Из темноты вышел князь Пётр Буйносов-Ростовский. Поклонился царю и патриарху, боярам и из-за спины, в светлый круг костра, выставил мешок.
— Государь! — сказал твёрдо. — Вот отравное коренье, изъятое из казны боярина Романова на его подворье.
Все посунулись вперёд. Даже патриарх ткнул посохом и переступил слабыми ногами. Царь Борис поднял руку:
— Стойте! — И, указывая князю Петру на стоящий у костра стол, добавил: — Выложи сюда!
Князь Пётр развязал мешок и, торопясь, один за другим стал выкладывать на стол чёрные гнутые коренья.

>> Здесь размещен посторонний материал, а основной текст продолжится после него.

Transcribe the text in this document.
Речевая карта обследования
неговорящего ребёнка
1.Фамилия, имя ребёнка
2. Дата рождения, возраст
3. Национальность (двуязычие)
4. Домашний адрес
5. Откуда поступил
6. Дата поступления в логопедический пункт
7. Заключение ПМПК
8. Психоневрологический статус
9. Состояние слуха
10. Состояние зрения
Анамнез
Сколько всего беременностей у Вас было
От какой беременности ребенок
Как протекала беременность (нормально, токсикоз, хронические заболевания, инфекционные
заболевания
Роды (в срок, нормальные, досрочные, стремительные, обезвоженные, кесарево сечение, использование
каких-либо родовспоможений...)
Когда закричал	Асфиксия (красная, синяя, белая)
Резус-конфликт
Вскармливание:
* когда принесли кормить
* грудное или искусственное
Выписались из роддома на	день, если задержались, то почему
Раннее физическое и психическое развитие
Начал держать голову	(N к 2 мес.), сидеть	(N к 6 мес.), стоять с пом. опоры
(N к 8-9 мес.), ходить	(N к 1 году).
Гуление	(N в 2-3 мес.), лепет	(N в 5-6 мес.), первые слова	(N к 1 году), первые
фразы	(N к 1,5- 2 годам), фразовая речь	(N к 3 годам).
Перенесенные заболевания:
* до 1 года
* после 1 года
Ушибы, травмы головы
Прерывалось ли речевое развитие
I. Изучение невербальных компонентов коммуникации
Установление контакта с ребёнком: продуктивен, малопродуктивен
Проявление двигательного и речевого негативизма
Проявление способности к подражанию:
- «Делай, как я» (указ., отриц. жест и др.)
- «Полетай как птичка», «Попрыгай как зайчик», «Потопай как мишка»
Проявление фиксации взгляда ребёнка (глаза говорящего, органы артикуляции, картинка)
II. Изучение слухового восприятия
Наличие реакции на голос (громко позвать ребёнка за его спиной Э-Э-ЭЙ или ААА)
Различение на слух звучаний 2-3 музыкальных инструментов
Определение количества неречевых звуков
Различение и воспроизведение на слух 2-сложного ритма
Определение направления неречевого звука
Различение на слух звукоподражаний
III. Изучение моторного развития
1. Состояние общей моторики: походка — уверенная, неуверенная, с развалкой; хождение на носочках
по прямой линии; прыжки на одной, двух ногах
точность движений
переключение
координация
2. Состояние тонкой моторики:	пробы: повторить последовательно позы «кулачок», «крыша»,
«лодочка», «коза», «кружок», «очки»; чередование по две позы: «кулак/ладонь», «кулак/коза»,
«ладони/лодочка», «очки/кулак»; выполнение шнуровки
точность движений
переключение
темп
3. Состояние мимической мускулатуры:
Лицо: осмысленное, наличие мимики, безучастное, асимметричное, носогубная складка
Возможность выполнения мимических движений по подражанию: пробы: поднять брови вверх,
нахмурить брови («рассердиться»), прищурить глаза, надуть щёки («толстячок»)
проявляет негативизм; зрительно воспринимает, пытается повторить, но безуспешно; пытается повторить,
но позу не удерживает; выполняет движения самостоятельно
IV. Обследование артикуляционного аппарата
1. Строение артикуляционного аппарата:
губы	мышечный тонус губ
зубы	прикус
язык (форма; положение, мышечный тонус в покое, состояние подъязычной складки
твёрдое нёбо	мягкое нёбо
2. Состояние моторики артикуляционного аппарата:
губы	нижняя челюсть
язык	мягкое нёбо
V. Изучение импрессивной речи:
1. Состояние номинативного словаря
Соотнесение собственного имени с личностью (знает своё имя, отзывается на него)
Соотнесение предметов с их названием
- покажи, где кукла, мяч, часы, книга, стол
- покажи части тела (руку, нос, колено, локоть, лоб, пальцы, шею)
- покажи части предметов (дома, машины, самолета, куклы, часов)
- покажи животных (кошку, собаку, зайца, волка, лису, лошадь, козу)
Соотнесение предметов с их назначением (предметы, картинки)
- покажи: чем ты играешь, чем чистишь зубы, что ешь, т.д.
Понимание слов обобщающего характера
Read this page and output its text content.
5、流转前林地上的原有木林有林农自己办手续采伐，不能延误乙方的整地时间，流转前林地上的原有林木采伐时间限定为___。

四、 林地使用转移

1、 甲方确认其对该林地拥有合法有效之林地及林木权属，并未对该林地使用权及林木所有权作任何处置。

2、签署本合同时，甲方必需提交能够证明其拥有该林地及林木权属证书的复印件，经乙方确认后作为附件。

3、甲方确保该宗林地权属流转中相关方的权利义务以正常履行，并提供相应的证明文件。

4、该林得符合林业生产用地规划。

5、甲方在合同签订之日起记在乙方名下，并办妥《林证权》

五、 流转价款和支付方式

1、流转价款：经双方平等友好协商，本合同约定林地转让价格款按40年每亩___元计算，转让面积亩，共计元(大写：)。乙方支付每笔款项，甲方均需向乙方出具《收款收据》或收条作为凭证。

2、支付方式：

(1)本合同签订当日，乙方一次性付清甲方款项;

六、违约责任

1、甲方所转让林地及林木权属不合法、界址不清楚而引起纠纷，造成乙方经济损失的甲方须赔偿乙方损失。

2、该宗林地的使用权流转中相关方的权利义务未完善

И хотя вокруг стояло множество народа, стало вдруг так тихо, что каждый услышал, как сухие коренья ударяли о крышку стола и, нужно думать, не одному представилось — стук этот всё равно что удары молотка, вгоняющего гвозди в гроб Фёдора Никитича.
Когда последний корень лёг на стол, царь Борис сказал:
— Боярина в застенок!
Стрельцы подхватили Фёдора Никитича, потащили в темноту. Ноги боярина волоклись как мёртвые. И никому в голову не пришло, что злом зла не изживёшь. И царь о том не подумал, а должен был. Не приучены были добром недоброе избывать. Топор — вот то было понятно.